Hyperopt for solving CIFAR-100 with a convolutional neural network (CNN) built with Keras and TensorFlow, GPU backend

Overview

Hyperopt for solving CIFAR-100 with a convolutional neural network (CNN) built with Keras and TensorFlow, GPU backend

This project acts as both a tutorial and a demo to using Hyperopt with Keras, TensorFlow and TensorBoard. Not only we try to find the best hyperparameters for the given hyperspace, but also we represent the neural network architecture as hyperparameters that can be tuned. This automates the process of searching for the best neural architecture configuration and hyperparameters.

Here, we are meta-optimizing a neural net and its architecture on the CIFAR-100 dataset (100 fine labels), a computer vision task. This code could be easily transferred to another vision dataset or even to another machine learning task.

How Hyperopt works

First off, to learn how hyperopt works and what it is for, read the hyperopt tutorial.

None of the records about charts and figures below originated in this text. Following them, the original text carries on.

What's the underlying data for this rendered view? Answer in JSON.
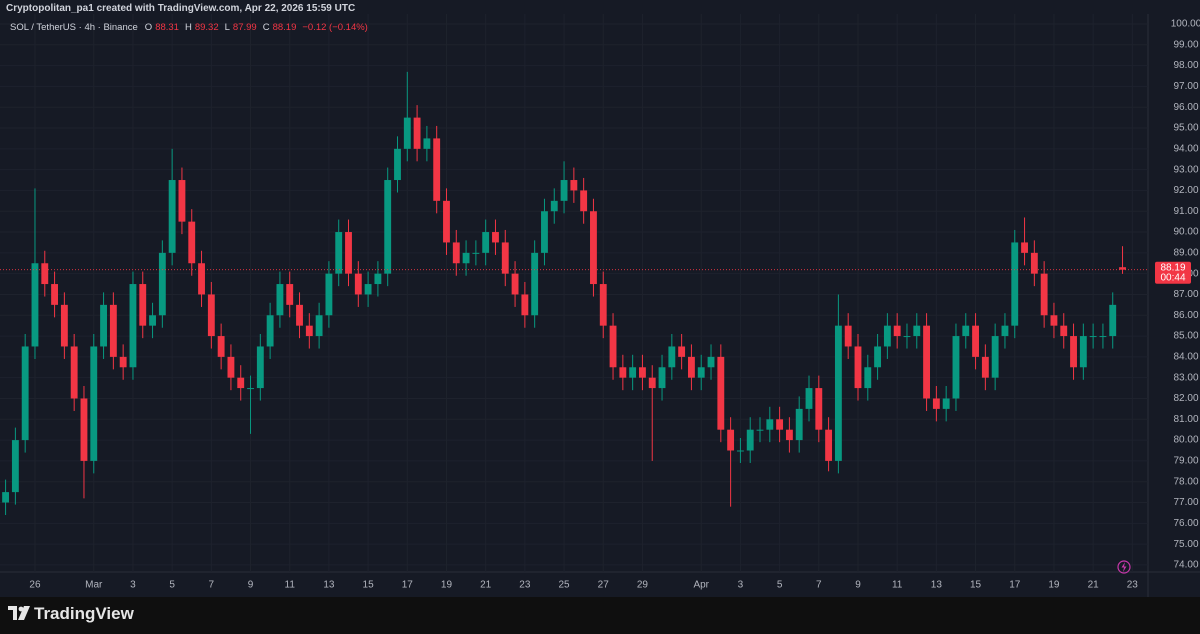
{
  "header": "Cryptopolitan_pa1 created with TradingView.com, Apr 22, 2026 15:59 UTC",
  "brand": "TradingView",
  "chart_data": {
    "type": "candlestick",
    "symbol": "SOL / TetherUS · 4h · Binance",
    "legend_labels": [
      "O",
      "H",
      "L",
      "C"
    ],
    "change": "−0.12 (−0.14%)",
    "countdown": "00:44",
    "up_color": "#089981",
    "down_color": "#f23645",
    "grid": true,
    "xlim": [
      -0.57,
      116.6
    ],
    "xticks": [
      {
        "value": 3,
        "label": "26"
      },
      {
        "value": 9,
        "label": "Mar"
      },
      {
        "value": 13,
        "label": "3"
      },
      {
        "value": 17,
        "label": "5"
      },
      {
        "value": 21,
        "label": "7"
      },
      {
        "value": 25,
        "label": "9"
      },
      {
        "value": 29,
        "label": "11"
      },
      {
        "value": 33,
        "label": "13"
      },
      {
        "value": 37,
        "label": "15"
      },
      {
        "value": 41,
        "label": "17"
      },
      {
        "value": 45,
        "label": "19"
      },
      {
        "value": 49,
        "label": "21"
      },
      {
        "value": 53,
        "label": "23"
      },
      {
        "value": 57,
        "label": "25"
      },
      {
        "value": 61,
        "label": "27"
      },
      {
        "value": 65,
        "label": "29"
      },
      {
        "value": 71,
        "label": "Apr"
      },
      {
        "value": 75,
        "label": "3"
      },
      {
        "value": 79,
        "label": "5"
      },
      {
        "value": 83,
        "label": "7"
      },
      {
        "value": 87,
        "label": "9"
      },
      {
        "value": 91,
        "label": "11"
      },
      {
        "value": 95,
        "label": "13"
      },
      {
        "value": 99,
        "label": "15"
      },
      {
        "value": 103,
        "label": "17"
      },
      {
        "value": 107,
        "label": "19"
      },
      {
        "value": 111,
        "label": "21"
      },
      {
        "value": 115,
        "label": "23"
      }
    ],
    "ylim": [
      73.66,
      100.48
    ],
    "yticks": [
      {
        "value": 74,
        "label": "74.00"
      },
      {
        "value": 75,
        "label": "75.00"
      },
      {
        "value": 76,
        "label": "76.00"
      },
      {
        "value": 77,
        "label": "77.00"
      },
      {
        "value": 78,
        "label": "78.00"
      },
      {
        "value": 79,
        "label": "79.00"
      },
      {
        "value": 80,
        "label": "80.00"
      },
      {
        "value": 81,
        "label": "81.00"
      },
      {
        "value": 82,
        "label": "82.00"
      },
      {
        "value": 83,
        "label": "83.00"
      },
      {
        "value": 84,
        "label": "84.00"
      },
      {
        "value": 85,
        "label": "85.00"
      },
      {
        "value": 86,
        "label": "86.00"
      },
      {
        "value": 87,
        "label": "87.00"
      },
      {
        "value": 88,
        "label": "88.00"
      },
      {
        "value": 89,
        "label": "89.00"
      },
      {
        "value": 90,
        "label": "90.00"
      },
      {
        "value": 91,
        "label": "91.00"
      },
      {
        "value": 92,
        "label": "92.00"
      },
      {
        "value": 93,
        "label": "93.00"
      },
      {
        "value": 94,
        "label": "94.00"
      },
      {
        "value": 95,
        "label": "95.00"
      },
      {
        "value": 96,
        "label": "96.00"
      },
      {
        "value": 97,
        "label": "97.00"
      },
      {
        "value": 98,
        "label": "98.00"
      },
      {
        "value": 99,
        "label": "99.00"
      },
      {
        "value": 100,
        "label": "100.00"
      }
    ],
    "open": [
      77,
      77.5,
      80,
      84.5,
      88.5,
      87.5,
      86.5,
      84.5,
      82,
      79,
      84.5,
      86.5,
      84,
      83.5,
      87.5,
      85.5,
      86,
      89,
      92.5,
      90.5,
      88.5,
      87,
      85,
      84,
      83,
      82.5,
      82.5,
      84.5,
      86,
      87.5,
      86.5,
      85.5,
      85,
      86,
      88,
      90,
      88,
      87,
      87.5,
      88,
      92.5,
      94,
      95.5,
      94,
      94.5,
      91.5,
      89.5,
      88.5,
      89,
      89,
      90,
      89.5,
      88,
      87,
      86,
      89,
      91,
      91.5,
      92.5,
      92,
      91,
      87.5,
      85.5,
      83.5,
      83,
      83.5,
      83,
      82.5,
      83.5,
      84.5,
      84,
      83,
      83.5,
      84,
      80.5,
      79.5,
      79.5,
      80.5,
      80.5,
      81,
      80.5,
      80,
      81.5,
      82.5,
      80.5,
      79,
      85.5,
      84.5,
      82.5,
      83.5,
      84.5,
      85.5,
      85,
      85,
      85.5,
      82,
      81.5,
      82,
      85,
      85.5,
      84,
      83,
      85,
      85.5,
      89.5,
      89,
      88,
      86,
      85.5,
      85,
      83.5,
      85,
      85,
      85,
      88.31
    ],
    "high": [
      78.1,
      80.6,
      85.1,
      92.1,
      89.1,
      88.1,
      87.1,
      85.1,
      82.6,
      85.1,
      87.1,
      87.1,
      84.6,
      88.1,
      88.1,
      86.6,
      89.6,
      94,
      93.1,
      91.1,
      89.1,
      87.6,
      85.6,
      84.6,
      83.6,
      83.1,
      85.1,
      86.6,
      88.1,
      88.1,
      87.1,
      86.1,
      86.6,
      88.6,
      90.6,
      90.6,
      88.6,
      88.1,
      88.6,
      93.1,
      94.6,
      97.7,
      96.1,
      95.1,
      95.1,
      92.1,
      90.1,
      89.6,
      89.6,
      90.6,
      90.6,
      90.1,
      88.6,
      87.6,
      89.6,
      91.6,
      92.1,
      93.4,
      93.1,
      92.6,
      91.6,
      88.1,
      86.1,
      84.1,
      84.1,
      84.1,
      83.6,
      84.1,
      85.1,
      85.1,
      84.6,
      84.1,
      84.6,
      84.6,
      81.1,
      80.1,
      81.1,
      81.1,
      81.6,
      81.6,
      81.1,
      82.1,
      83.1,
      83.1,
      81.1,
      87,
      86.1,
      85.1,
      84.1,
      85.1,
      86.1,
      86.1,
      85.6,
      86.1,
      86.1,
      82.6,
      82.6,
      85.6,
      86.1,
      86.1,
      84.6,
      85.6,
      86.1,
      90.1,
      90.7,
      89.6,
      88.6,
      86.6,
      86.1,
      85.6,
      85.6,
      85.6,
      85.6,
      87.1,
      89.32
    ],
    "low": [
      76.4,
      76.9,
      79.4,
      83.9,
      86.9,
      85.9,
      83.9,
      81.4,
      77.2,
      78.4,
      83.9,
      83.4,
      82.9,
      82.9,
      84.9,
      84.9,
      85.4,
      88.4,
      89.9,
      87.9,
      86.4,
      84.4,
      83.4,
      82.4,
      81.9,
      80.3,
      81.9,
      83.9,
      85.4,
      85.9,
      84.9,
      84.4,
      84.4,
      85.4,
      87.4,
      87.4,
      86.4,
      86.4,
      86.9,
      87.4,
      91.9,
      93.4,
      93.4,
      93.4,
      90.9,
      88.9,
      87.9,
      87.9,
      88.4,
      88.4,
      88.9,
      87.4,
      86.4,
      85.4,
      85.4,
      88.4,
      90.4,
      90.9,
      91.4,
      90.4,
      86.9,
      84.9,
      82.9,
      82.4,
      82.4,
      82.4,
      79,
      81.9,
      82.9,
      83.4,
      82.4,
      82.4,
      82.9,
      79.9,
      76.8,
      78.9,
      78.9,
      79.9,
      79.9,
      79.9,
      79.4,
      79.4,
      80.9,
      79.9,
      78.5,
      78.4,
      83.9,
      81.9,
      81.9,
      82.9,
      83.9,
      84.4,
      84.4,
      84.4,
      81.4,
      80.9,
      80.9,
      81.4,
      84.4,
      83.4,
      82.4,
      82.4,
      84.4,
      84.9,
      88.4,
      87.4,
      85.4,
      84.9,
      84.4,
      82.9,
      82.9,
      84.4,
      84.4,
      84.4,
      87.99
    ],
    "close": [
      77.5,
      80,
      84.5,
      88.5,
      87.5,
      86.5,
      84.5,
      82,
      79,
      84.5,
      86.5,
      84,
      83.5,
      87.5,
      85.5,
      86,
      89,
      92.5,
      90.5,
      88.5,
      87,
      85,
      84,
      83,
      82.5,
      82.5,
      84.5,
      86,
      87.5,
      86.5,
      85.5,
      85,
      86,
      88,
      90,
      88,
      87,
      87.5,
      88,
      92.5,
      94,
      95.5,
      94,
      94.5,
      91.5,
      89.5,
      88.5,
      89,
      89,
      90,
      89.5,
      88,
      87,
      86,
      89,
      91,
      91.5,
      92.5,
      92,
      91,
      87.5,
      85.5,
      83.5,
      83,
      83.5,
      83,
      82.5,
      83.5,
      84.5,
      84,
      83,
      83.5,
      84,
      80.5,
      79.5,
      79.5,
      80.5,
      80.5,
      81,
      80.5,
      80,
      81.5,
      82.5,
      80.5,
      79,
      85.5,
      84.5,
      82.5,
      83.5,
      84.5,
      85.5,
      85,
      85,
      85.5,
      82,
      81.5,
      82,
      85,
      85.5,
      84,
      83,
      85,
      85.5,
      89.5,
      89,
      88,
      86,
      85.5,
      85,
      83.5,
      85,
      85,
      85,
      86.5,
      88.19
    ]
  }
}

Meta-optimize the neural network with Hyperopt

To run the hyperparameter search vy yourself, do: python3 hyperopt_optimize.py. You might want to look at requirements.py and install some of them manually to acquire GPU acceleration (e.g.: installing TensorFlow and Keras especially by yourself).

Optimization results will continuously be saved in the results/ folder (sort files to take best result as human-readable text). Also, the results are pickled to results.pkl to be able to resume the TPE meta-optimization process later simply by running the program again with python3 hyperopt_optimize.py.

If you want to learn more about Hyperopt, you'll probably want to watch that video made by the creator of Hyperopt. Also, if you want to run the model on the CIFAR-10 dataset, you must edit the file neural_net.py.

It is possible that you get better results than there are already here. Pull requests / contributions are welcome. Suggestion: trying many different initializers for the layers would be an interesting thing to try. Adding SELU activations would be interesting too. To restart the training with new or removed hyperparameters, it is recommended to delete existing results with ./delete_results.sh.

The Deep Convolutional Neural Network Model

Here is a basic overview of the model. I implemented it in such a way that Hyperopt will try to change the shape of the layers and remove or replace some of them according to some pre-parametrized ideas that I have got. Therefore, not only the learning rate is changed with hyperopt, but a lot more parameters.

Analysis of the hyperparameters

Here is an analysis of the results regarding the effect of every hyperparameters. Here is an excerpt:

This could help to redefine the hyperparameters and to narrow them down successively, relaunching the meta-optimization on refined spaces.

Best result

The best model is this one: results/model_0.676100010872_6066e.txt.json.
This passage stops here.